According to Apptopia data, the number of new Robinhood app downloads in Q3 (a proxy for account openings) is down -78% from 2Q21. This compares with a drop of around 50% for Bitcoin, Coinbase and other crypto apps that rode the retail trading trend. In addition, Q3 daily active users (a proxy for activity levels) have declined -40% from 2Q21. This compares with a 23% decline for crypo peers and 30% for Schwab.
As stock bubbles start to pop (see 1999/2000 and 2007/2008) retail stock speculators start to lose interest in the market or try to buy the dip until they destroy their account. Most ultimately get wiped out.
When HOOD reported its Q2 numbers on August 18th, it warned that it expected lower trading activity and lower revenue in Q3 as well as “considerably fewer funded accounts” compared to Q2. The Company also has warned twice of a slowdown in crypto trading revenue.

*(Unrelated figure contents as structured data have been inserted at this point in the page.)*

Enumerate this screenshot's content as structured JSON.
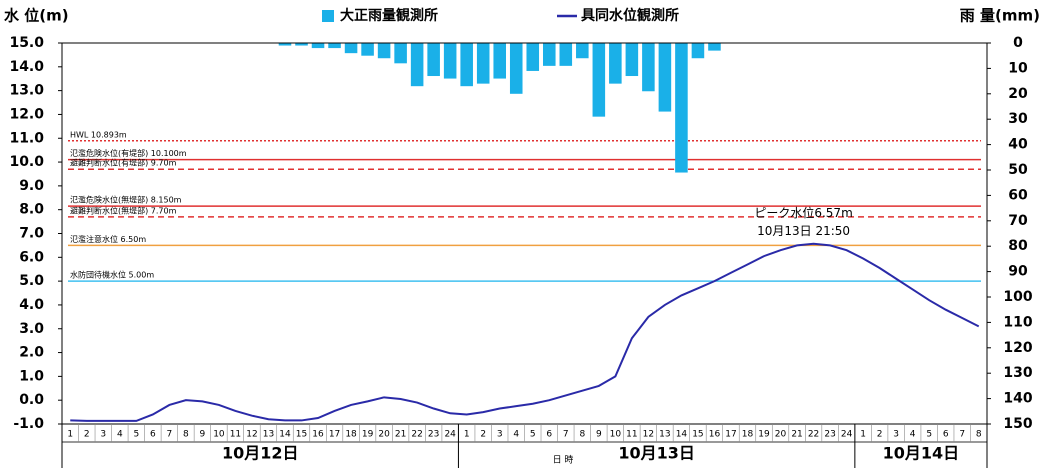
{
  "chart_data": {
    "type": "combo",
    "y_label": "水 位(m)",
    "y2_label": "雨 量(mm)",
    "x_label": "日 時",
    "ylim": [
      -1,
      15
    ],
    "yticks": [
      {
        "value": 15,
        "label": "15.0"
      },
      {
        "value": 14,
        "label": "14.0"
      },
      {
        "value": 13,
        "label": "13.0"
      },
      {
        "value": 12,
        "label": "12.0"
      },
      {
        "value": 11,
        "label": "11.0"
      },
      {
        "value": 10,
        "label": "10.0"
      },
      {
        "value": 9,
        "label": "9.0"
      },
      {
        "value": 8,
        "label": "8.0"
      },
      {
        "value": 7,
        "label": "7.0"
      },
      {
        "value": 6,
        "label": "6.0"
      },
      {
        "value": 5,
        "label": "5.0"
      },
      {
        "value": 4,
        "label": "4.0"
      },
      {
        "value": 3,
        "label": "3.0"
      },
      {
        "value": 2,
        "label": "2.0"
      },
      {
        "value": 1,
        "label": "1.0"
      },
      {
        "value": 0,
        "label": "0.0"
      },
      {
        "value": -1,
        "label": "-1.0"
      }
    ],
    "y2lim": [
      0,
      150
    ],
    "y2_inverted": true,
    "y2ticks": [
      0,
      10,
      20,
      30,
      40,
      50,
      60,
      70,
      80,
      90,
      100,
      110,
      120,
      130,
      140,
      150
    ],
    "days": [
      "10月12日",
      "10月13日",
      "10月14日"
    ],
    "categories": [
      1,
      2,
      3,
      4,
      5,
      6,
      7,
      8,
      9,
      10,
      11,
      12,
      13,
      14,
      15,
      16,
      17,
      18,
      19,
      20,
      21,
      22,
      23,
      24,
      1,
      2,
      3,
      4,
      5,
      6,
      7,
      8,
      9,
      10,
      11,
      12,
      13,
      14,
      15,
      16,
      17,
      18,
      19,
      20,
      21,
      22,
      23,
      24,
      1,
      2,
      3,
      4,
      5,
      6,
      7,
      8
    ],
    "series": [
      {
        "name": "大正雨量観測所",
        "type": "bar",
        "axis": "y2",
        "color": "#1ab0e8",
        "values": [
          null,
          null,
          null,
          null,
          null,
          null,
          null,
          null,
          null,
          null,
          null,
          null,
          null,
          1,
          1,
          2,
          2,
          4,
          5,
          6,
          8,
          17,
          13,
          14,
          17,
          16,
          14,
          20,
          11,
          9,
          9,
          6,
          29,
          16,
          13,
          19,
          27,
          51,
          6,
          3,
          null,
          null,
          null,
          null,
          null,
          null,
          null,
          null,
          null,
          null,
          null,
          null,
          null,
          null,
          null,
          null
        ]
      },
      {
        "name": "具同水位観測所",
        "type": "line",
        "axis": "y",
        "color": "#2a2aa8",
        "values": [
          -0.85,
          -0.87,
          -0.87,
          -0.87,
          -0.87,
          -0.6,
          -0.2,
          0.0,
          -0.05,
          -0.2,
          -0.45,
          -0.65,
          -0.8,
          -0.85,
          -0.85,
          -0.75,
          -0.45,
          -0.2,
          -0.05,
          0.12,
          0.05,
          -0.1,
          -0.35,
          -0.55,
          -0.6,
          -0.5,
          -0.35,
          -0.25,
          -0.15,
          0.0,
          0.2,
          0.4,
          0.6,
          1.0,
          2.6,
          3.5,
          4.0,
          4.4,
          4.7,
          5.0,
          5.35,
          5.7,
          6.05,
          6.3,
          6.5,
          6.57,
          6.5,
          6.3,
          5.95,
          5.55,
          5.1,
          4.65,
          4.2,
          3.8,
          3.45,
          3.1
        ]
      }
    ],
    "reference_lines": [
      {
        "label": "HWL 10.893m",
        "value": 10.893,
        "color": "#e03030",
        "style": "dotted"
      },
      {
        "label": "氾濫危険水位(有堤部) 10.100m",
        "value": 10.1,
        "color": "#e03030",
        "style": "solid"
      },
      {
        "label": "避難判断水位(有堤部) 9.70m",
        "value": 9.7,
        "color": "#e03030",
        "style": "dashed"
      },
      {
        "label": "氾濫危険水位(無堤部) 8.150m",
        "value": 8.15,
        "color": "#e03030",
        "style": "solid"
      },
      {
        "label": "避難判断水位(無堤部) 7.70m",
        "value": 7.7,
        "color": "#e03030",
        "style": "dashed"
      },
      {
        "label": "氾濫注意水位 6.50m",
        "value": 6.5,
        "color": "#f0a040",
        "style": "solid"
      },
      {
        "label": "水防団待機水位 5.00m",
        "value": 5,
        "color": "#40c0f0",
        "style": "solid"
      }
    ],
    "annotation": {
      "title": "ピーク水位6.57m",
      "time": "10月13日 21:50"
    }
  }
}
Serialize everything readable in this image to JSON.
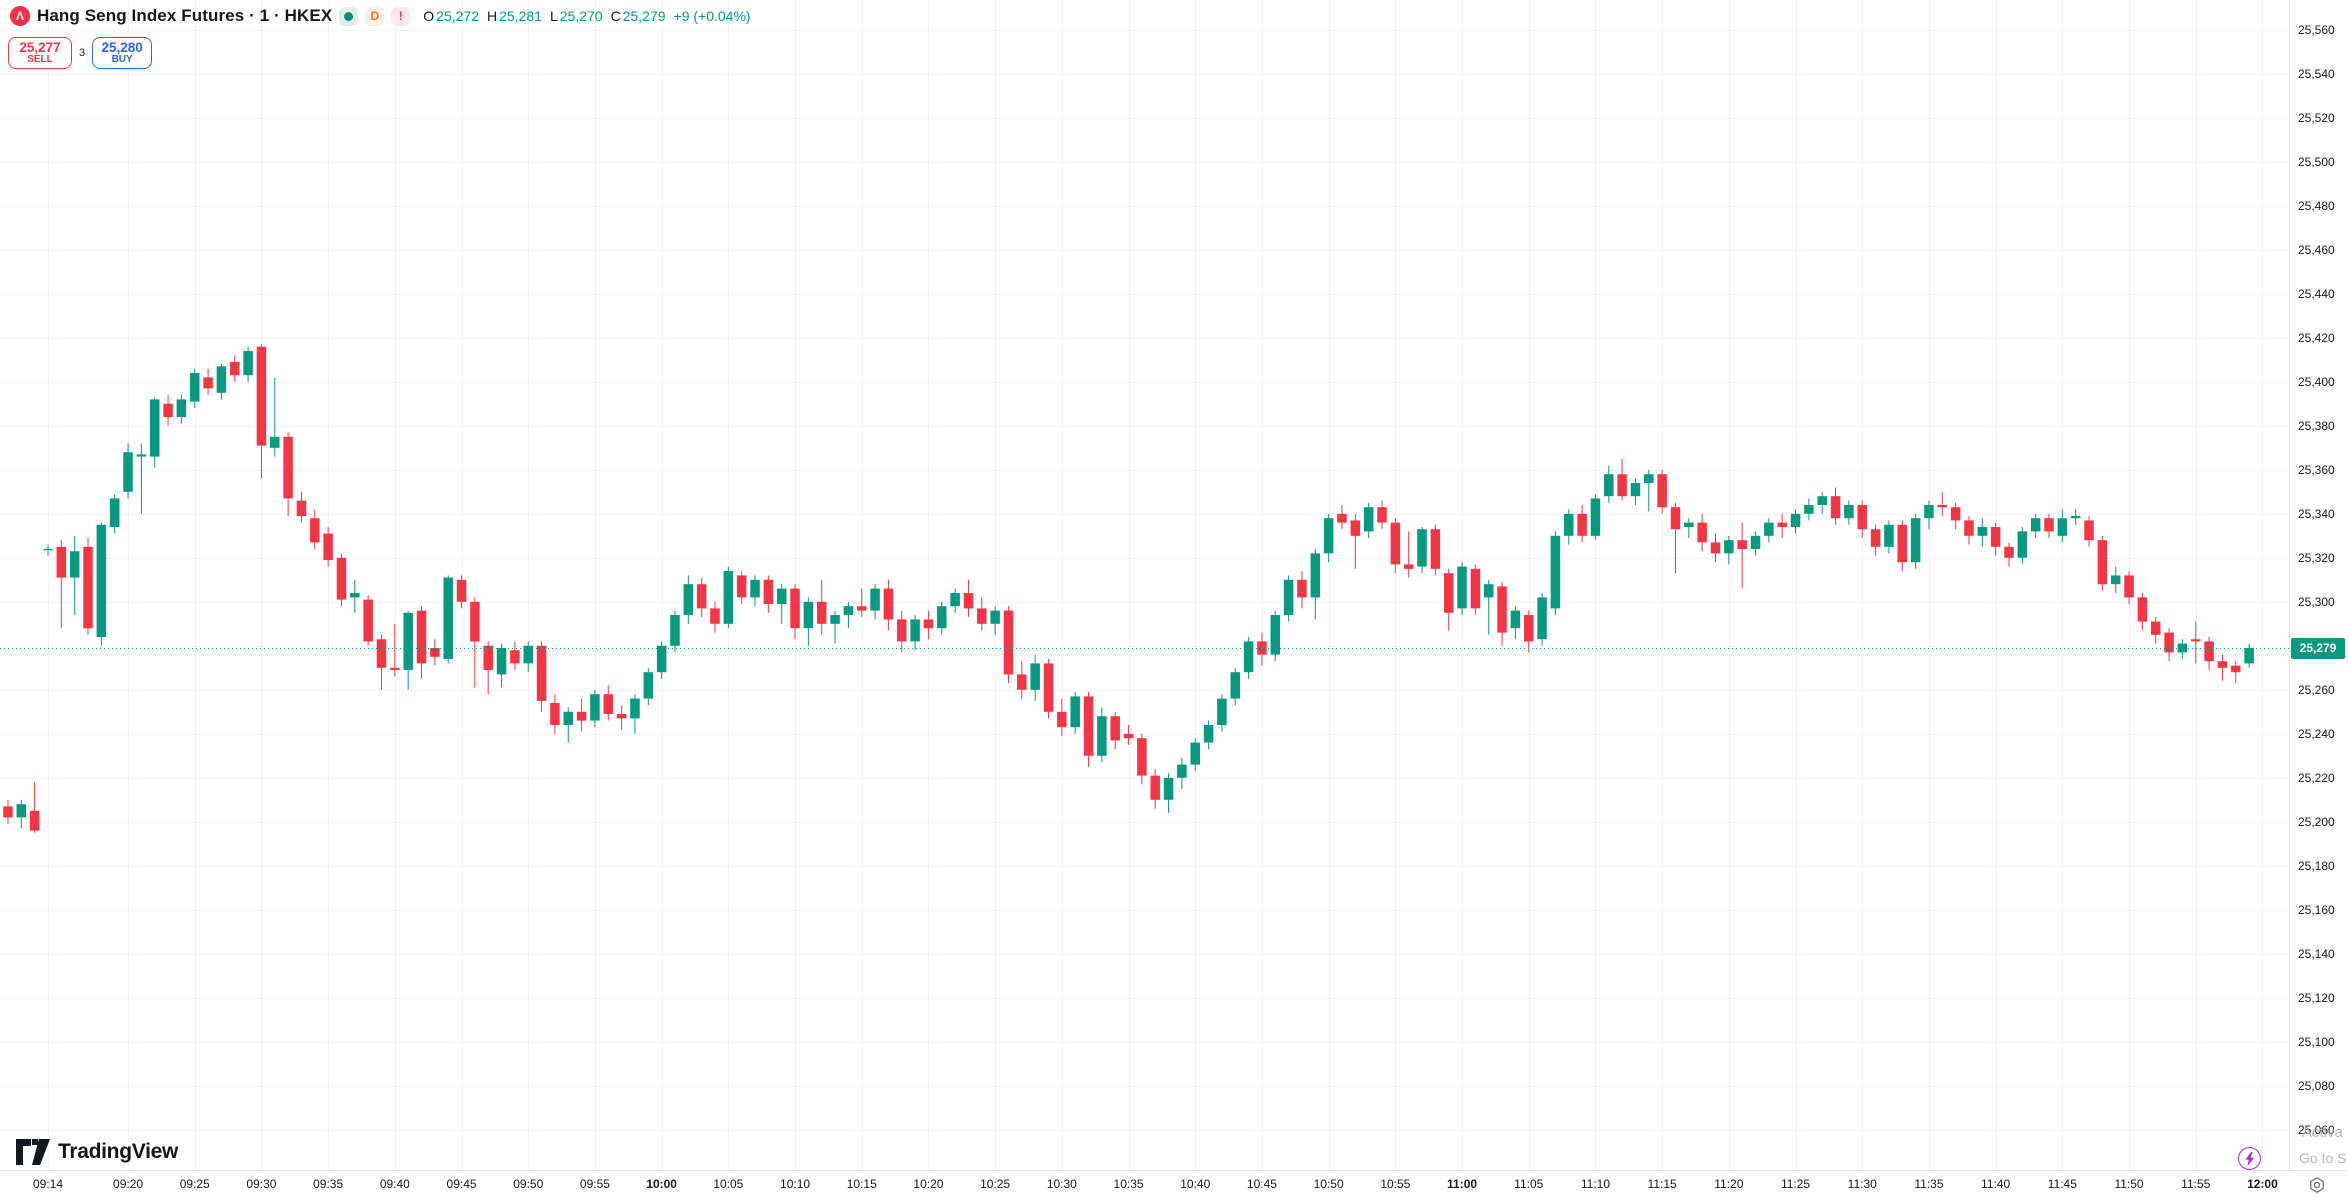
{
  "header": {
    "symbol_title": "Hang Seng Index Futures · 1 · HKEX",
    "badges": {
      "delayed": "D",
      "alert": "!"
    },
    "ohlc": {
      "o_label": "O",
      "o": "25,272",
      "h_label": "H",
      "h": "25,281",
      "l_label": "L",
      "l": "25,270",
      "c_label": "C",
      "c": "25,279",
      "change": "+9 (+0.04%)"
    }
  },
  "trade_panel": {
    "sell_price": "25,277",
    "sell_label": "SELL",
    "spread": "3",
    "buy_price": "25,280",
    "buy_label": "BUY"
  },
  "price_axis": {
    "last_price_label": "25,279",
    "ticks": [
      "25,560",
      "25,540",
      "25,520",
      "25,500",
      "25,480",
      "25,460",
      "25,440",
      "25,420",
      "25,400",
      "25,380",
      "25,360",
      "25,340",
      "25,320",
      "25,300",
      "25,260",
      "25,240",
      "25,220",
      "25,200",
      "25,180",
      "25,160",
      "25,140",
      "25,120",
      "25,100",
      "25,080",
      "25,060"
    ]
  },
  "time_axis": {
    "ticks": [
      {
        "label": "09:14",
        "bold": false
      },
      {
        "label": "09:20",
        "bold": false
      },
      {
        "label": "09:25",
        "bold": false
      },
      {
        "label": "09:30",
        "bold": false
      },
      {
        "label": "09:35",
        "bold": false
      },
      {
        "label": "09:40",
        "bold": false
      },
      {
        "label": "09:45",
        "bold": false
      },
      {
        "label": "09:50",
        "bold": false
      },
      {
        "label": "09:55",
        "bold": false
      },
      {
        "label": "10:00",
        "bold": true
      },
      {
        "label": "10:05",
        "bold": false
      },
      {
        "label": "10:10",
        "bold": false
      },
      {
        "label": "10:15",
        "bold": false
      },
      {
        "label": "10:20",
        "bold": false
      },
      {
        "label": "10:25",
        "bold": false
      },
      {
        "label": "10:30",
        "bold": false
      },
      {
        "label": "10:35",
        "bold": false
      },
      {
        "label": "10:40",
        "bold": false
      },
      {
        "label": "10:45",
        "bold": false
      },
      {
        "label": "10:50",
        "bold": false
      },
      {
        "label": "10:55",
        "bold": false
      },
      {
        "label": "11:00",
        "bold": true
      },
      {
        "label": "11:05",
        "bold": false
      },
      {
        "label": "11:10",
        "bold": false
      },
      {
        "label": "11:15",
        "bold": false
      },
      {
        "label": "11:20",
        "bold": false
      },
      {
        "label": "11:25",
        "bold": false
      },
      {
        "label": "11:30",
        "bold": false
      },
      {
        "label": "11:35",
        "bold": false
      },
      {
        "label": "11:40",
        "bold": false
      },
      {
        "label": "11:45",
        "bold": false
      },
      {
        "label": "11:50",
        "bold": false
      },
      {
        "label": "11:55",
        "bold": false
      },
      {
        "label": "12:00",
        "bold": true
      }
    ]
  },
  "branding": {
    "name": "TradingView"
  },
  "system_watermark": {
    "line1": "Activa",
    "line2": "Go to S"
  },
  "colors": {
    "up": "#089981",
    "down": "#f23645",
    "grid": "#f0f3fa",
    "last_price": "#089981",
    "sell": "#f23645",
    "buy": "#2962ff",
    "lightning": "#a72ac8"
  },
  "chart_data": {
    "type": "candlestick",
    "title": "Hang Seng Index Futures 1-minute, HKEX",
    "interval_minutes": 1,
    "first_candle_time": "09:11",
    "last_candle_time": "12:00",
    "axis_time_ref": "09:14",
    "price_grid": {
      "min": 25060,
      "max": 25560,
      "step": 20
    },
    "time_grid_minutes": 5,
    "last_price": 25279,
    "legend_position": "top-left",
    "grid": true,
    "candles_format": [
      "open",
      "high",
      "low",
      "close"
    ],
    "candles": [
      [
        25207,
        25210,
        25199,
        25202
      ],
      [
        25202,
        25210,
        25197,
        25208
      ],
      [
        25205,
        25218,
        25195,
        25196
      ],
      [
        25324,
        25326,
        25321,
        25324
      ],
      [
        25325,
        25328,
        25288,
        25311
      ],
      [
        25311,
        25330,
        25294,
        25323
      ],
      [
        25325,
        25329,
        25285,
        25288
      ],
      [
        25284,
        25336,
        25280,
        25335
      ],
      [
        25334,
        25349,
        25331,
        25347
      ],
      [
        25350,
        25372,
        25347,
        25368
      ],
      [
        25366,
        25372,
        25340,
        25367
      ],
      [
        25366,
        25393,
        25361,
        25392
      ],
      [
        25390,
        25394,
        25380,
        25384
      ],
      [
        25384,
        25394,
        25381,
        25392
      ],
      [
        25391,
        25406,
        25388,
        25404
      ],
      [
        25402,
        25406,
        25394,
        25397
      ],
      [
        25395,
        25408,
        25392,
        25407
      ],
      [
        25409,
        25412,
        25400,
        25403
      ],
      [
        25403,
        25416,
        25400,
        25414
      ],
      [
        25416,
        25417,
        25356,
        25371
      ],
      [
        25370,
        25402,
        25366,
        25375
      ],
      [
        25375,
        25377,
        25339,
        25347
      ],
      [
        25346,
        25350,
        25336,
        25339
      ],
      [
        25338,
        25342,
        25324,
        25327
      ],
      [
        25331,
        25334,
        25316,
        25319
      ],
      [
        25320,
        25322,
        25298,
        25301
      ],
      [
        25302,
        25310,
        25295,
        25304
      ],
      [
        25301,
        25303,
        25280,
        25282
      ],
      [
        25283,
        25285,
        25260,
        25270
      ],
      [
        25270,
        25290,
        25266,
        25269
      ],
      [
        25269,
        25296,
        25260,
        25295
      ],
      [
        25296,
        25298,
        25265,
        25272
      ],
      [
        25279,
        25283,
        25271,
        25275
      ],
      [
        25274,
        25312,
        25272,
        25311
      ],
      [
        25310,
        25312,
        25297,
        25300
      ],
      [
        25300,
        25302,
        25261,
        25282
      ],
      [
        25280,
        25282,
        25258,
        25269
      ],
      [
        25267,
        25281,
        25261,
        25279
      ],
      [
        25278,
        25282,
        25269,
        25272
      ],
      [
        25272,
        25282,
        25268,
        25280
      ],
      [
        25280,
        25282,
        25250,
        25255
      ],
      [
        25254,
        25258,
        25240,
        25244
      ],
      [
        25244,
        25252,
        25236,
        25250
      ],
      [
        25250,
        25256,
        25241,
        25246
      ],
      [
        25246,
        25260,
        25243,
        25258
      ],
      [
        25258,
        25262,
        25246,
        25249
      ],
      [
        25249,
        25253,
        25242,
        25247
      ],
      [
        25247,
        25258,
        25240,
        25256
      ],
      [
        25256,
        25270,
        25253,
        25268
      ],
      [
        25268,
        25282,
        25265,
        25280
      ],
      [
        25280,
        25296,
        25277,
        25294
      ],
      [
        25294,
        25312,
        25290,
        25308
      ],
      [
        25308,
        25311,
        25293,
        25297
      ],
      [
        25297,
        25300,
        25286,
        25290
      ],
      [
        25290,
        25316,
        25288,
        25314
      ],
      [
        25312,
        25314,
        25299,
        25302
      ],
      [
        25302,
        25312,
        25298,
        25310
      ],
      [
        25310,
        25312,
        25295,
        25299
      ],
      [
        25299,
        25308,
        25290,
        25306
      ],
      [
        25306,
        25308,
        25283,
        25288
      ],
      [
        25288,
        25302,
        25280,
        25300
      ],
      [
        25300,
        25310,
        25285,
        25290
      ],
      [
        25290,
        25296,
        25281,
        25294
      ],
      [
        25294,
        25300,
        25288,
        25298
      ],
      [
        25298,
        25306,
        25293,
        25296
      ],
      [
        25296,
        25308,
        25292,
        25306
      ],
      [
        25306,
        25310,
        25287,
        25292
      ],
      [
        25292,
        25296,
        25277,
        25282
      ],
      [
        25282,
        25294,
        25278,
        25292
      ],
      [
        25292,
        25296,
        25283,
        25288
      ],
      [
        25288,
        25300,
        25285,
        25298
      ],
      [
        25298,
        25306,
        25295,
        25304
      ],
      [
        25304,
        25310,
        25293,
        25297
      ],
      [
        25297,
        25302,
        25287,
        25290
      ],
      [
        25290,
        25298,
        25285,
        25296
      ],
      [
        25296,
        25298,
        25263,
        25267
      ],
      [
        25267,
        25273,
        25256,
        25260
      ],
      [
        25260,
        25276,
        25255,
        25272
      ],
      [
        25272,
        25274,
        25247,
        25250
      ],
      [
        25250,
        25256,
        25239,
        25243
      ],
      [
        25243,
        25259,
        25240,
        25257
      ],
      [
        25257,
        25259,
        25225,
        25230
      ],
      [
        25230,
        25252,
        25227,
        25248
      ],
      [
        25248,
        25250,
        25233,
        25237
      ],
      [
        25240,
        25244,
        25235,
        25238
      ],
      [
        25238,
        25240,
        25217,
        25221
      ],
      [
        25221,
        25224,
        25206,
        25210
      ],
      [
        25210,
        25222,
        25204,
        25220
      ],
      [
        25220,
        25229,
        25215,
        25226
      ],
      [
        25226,
        25238,
        25223,
        25236
      ],
      [
        25236,
        25246,
        25233,
        25244
      ],
      [
        25244,
        25258,
        25241,
        25256
      ],
      [
        25256,
        25270,
        25253,
        25268
      ],
      [
        25268,
        25284,
        25265,
        25282
      ],
      [
        25282,
        25286,
        25271,
        25276
      ],
      [
        25276,
        25296,
        25273,
        25294
      ],
      [
        25294,
        25312,
        25291,
        25310
      ],
      [
        25310,
        25314,
        25297,
        25302
      ],
      [
        25302,
        25324,
        25292,
        25322
      ],
      [
        25322,
        25340,
        25318,
        25338
      ],
      [
        25340,
        25344,
        25333,
        25336
      ],
      [
        25337,
        25340,
        25315,
        25330
      ],
      [
        25332,
        25345,
        25329,
        25343
      ],
      [
        25343,
        25346,
        25333,
        25336
      ],
      [
        25336,
        25338,
        25313,
        25317
      ],
      [
        25317,
        25332,
        25311,
        25315
      ],
      [
        25316,
        25334,
        25313,
        25333
      ],
      [
        25333,
        25335,
        25312,
        25315
      ],
      [
        25313,
        25315,
        25287,
        25295
      ],
      [
        25297,
        25318,
        25294,
        25316
      ],
      [
        25315,
        25317,
        25294,
        25297
      ],
      [
        25302,
        25310,
        25285,
        25308
      ],
      [
        25307,
        25309,
        25280,
        25286
      ],
      [
        25288,
        25298,
        25283,
        25296
      ],
      [
        25294,
        25296,
        25277,
        25282
      ],
      [
        25283,
        25304,
        25280,
        25302
      ],
      [
        25297,
        25332,
        25294,
        25330
      ],
      [
        25330,
        25342,
        25326,
        25340
      ],
      [
        25340,
        25344,
        25327,
        25330
      ],
      [
        25330,
        25349,
        25328,
        25347
      ],
      [
        25348,
        25362,
        25345,
        25358
      ],
      [
        25358,
        25365,
        25346,
        25348
      ],
      [
        25348,
        25356,
        25344,
        25354
      ],
      [
        25354,
        25360,
        25341,
        25358
      ],
      [
        25358,
        25360,
        25340,
        25343
      ],
      [
        25343,
        25345,
        25313,
        25333
      ],
      [
        25334,
        25338,
        25329,
        25336
      ],
      [
        25336,
        25340,
        25323,
        25327
      ],
      [
        25327,
        25331,
        25318,
        25322
      ],
      [
        25322,
        25330,
        25317,
        25328
      ],
      [
        25328,
        25336,
        25306,
        25324
      ],
      [
        25324,
        25332,
        25321,
        25330
      ],
      [
        25330,
        25338,
        25327,
        25336
      ],
      [
        25336,
        25340,
        25329,
        25334
      ],
      [
        25334,
        25342,
        25331,
        25340
      ],
      [
        25340,
        25347,
        25337,
        25344
      ],
      [
        25344,
        25350,
        25340,
        25348
      ],
      [
        25348,
        25352,
        25335,
        25338
      ],
      [
        25338,
        25346,
        25335,
        25344
      ],
      [
        25344,
        25346,
        25329,
        25333
      ],
      [
        25333,
        25335,
        25321,
        25325
      ],
      [
        25325,
        25337,
        25322,
        25335
      ],
      [
        25335,
        25337,
        25314,
        25318
      ],
      [
        25318,
        25340,
        25315,
        25338
      ],
      [
        25338,
        25346,
        25333,
        25344
      ],
      [
        25344,
        25350,
        25339,
        25343
      ],
      [
        25343,
        25345,
        25333,
        25337
      ],
      [
        25337,
        25339,
        25326,
        25330
      ],
      [
        25330,
        25338,
        25325,
        25334
      ],
      [
        25334,
        25336,
        25321,
        25325
      ],
      [
        25325,
        25327,
        25316,
        25320
      ],
      [
        25320,
        25334,
        25317,
        25332
      ],
      [
        25332,
        25340,
        25329,
        25338
      ],
      [
        25338,
        25340,
        25329,
        25332
      ],
      [
        25330,
        25342,
        25327,
        25338
      ],
      [
        25338,
        25342,
        25335,
        25339
      ],
      [
        25337,
        25339,
        25325,
        25328
      ],
      [
        25328,
        25330,
        25305,
        25308
      ],
      [
        25308,
        25316,
        25304,
        25312
      ],
      [
        25312,
        25314,
        25299,
        25302
      ],
      [
        25302,
        25304,
        25287,
        25291
      ],
      [
        25291,
        25293,
        25281,
        25285
      ],
      [
        25286,
        25288,
        25273,
        25277
      ],
      [
        25277,
        25283,
        25274,
        25281
      ],
      [
        25283,
        25291,
        25272,
        25282
      ],
      [
        25282,
        25284,
        25269,
        25273
      ],
      [
        25273,
        25276,
        25264,
        25270
      ],
      [
        25271,
        25273,
        25263,
        25268
      ],
      [
        25272,
        25281,
        25270,
        25279
      ]
    ]
  }
}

HOOD IPO’d on July 29th so there’s only a little over two months of trading data. The chart above (through 10/1/21) is an hourly chart that goes back to the IPO date. Technically, it looks like continued market turbulence could knock the stock down to $30 this quarter. If the stock market suffers and “accident” this month, HOOD will go below $30. And there’s the constant threat of regulatory torpedoes being launched at the share price.
Of the 875 million shares outstanding, insiders have dumped 464 million. In addition, 98.7 million shares connected to a convertible note owned by insiders will be dumped once the S-1 registration becomes effective. Finally, another 567.9 million shares will become available to sell by insiders as lock-up restrictions expire. Oh, and let’s not overlook the fact that ARKK owns 5.5 million shares and has been adding more shares recently. ARKK’s endorsement of HOOD alone makes it a fabulous short without knowing the long list of fundamental negatives.